Downloading large files or frequent server transactions could cause interference when packets of a VOIP conversation share the same pipe as data.

A teleworker could also enter a mobile telephone number as the forwarding line, allowing them to take incoming calls from co-workers via three, four or five digit extensions, or from external parties. This method also allows employees to use their office telephone numbers and extensions while keeping their home phone numbers private.

JetBlue Airlines uses this approach, with technology from Avaya, for its well-known work-at-home call agent workforce. The company extends IP applications and telephony/call control software to agents over VPN links to the home office; while a dedicated public switched telephone network line to the house runs the voice calls. This allows voice conversations with customers to continue even if a PC dies or a VPN line goes down, the company says.

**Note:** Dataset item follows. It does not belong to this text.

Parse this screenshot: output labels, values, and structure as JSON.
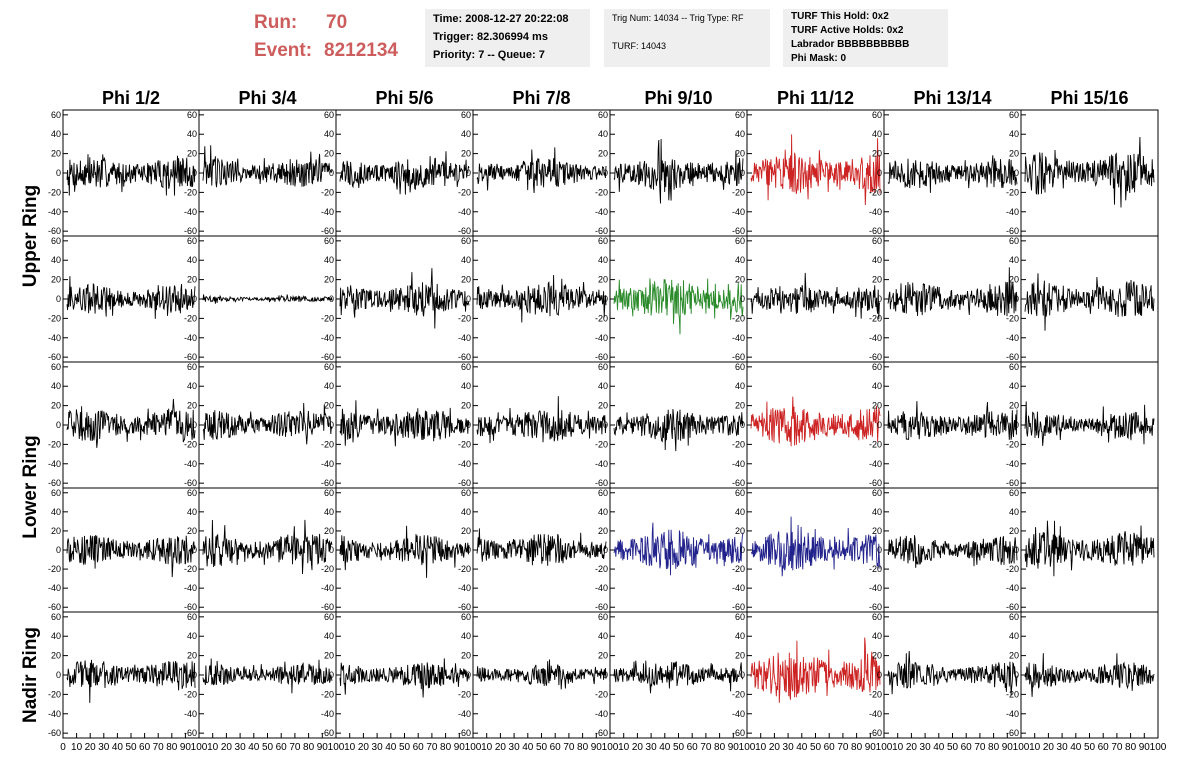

The drawback to this IP/analog approach is that every external call a user makes could incur up to two external long distance calls — one call from the PBX to the users phone to initiate the call, then the second long distance call to the external number being contacted.

This method of placing a call on a PC, then having the home phone ring, followed by a click to bridge the external party may seem cumbersome. Vendors also offer hybrid IP/digital offerings that allow teleworkers to make calls from a real office phone.

Siemens, for instance, has its MobileOffice Teleworking Suite, which is a package of home-office-side hardware and software, and a back-end server component. Specifically for users of Siemens PBXs, the home-office component consists of a PC-based software client, a Siemens digital or analog desk phone, and an adapter for hooking the digital/analog handset into the remote-office handset. The server on the headquarters side converts the Siemens CoreNet PBX protocol to IP, brokering connections among the switch and remote teleworker clients.

VOIP appliance maker MCK also offers an extension product for corporate

PBXs from multiple vendors. The MCK EXTender is a gateway appliance that routes digital/TDM voice signals over an IP network back to a corporate telephone switch. Like the Siemens approach, the setup requires hardware at both ends — the EXTender box in the home office, and ExTender PBXgateway in the main office where the phone switch is located.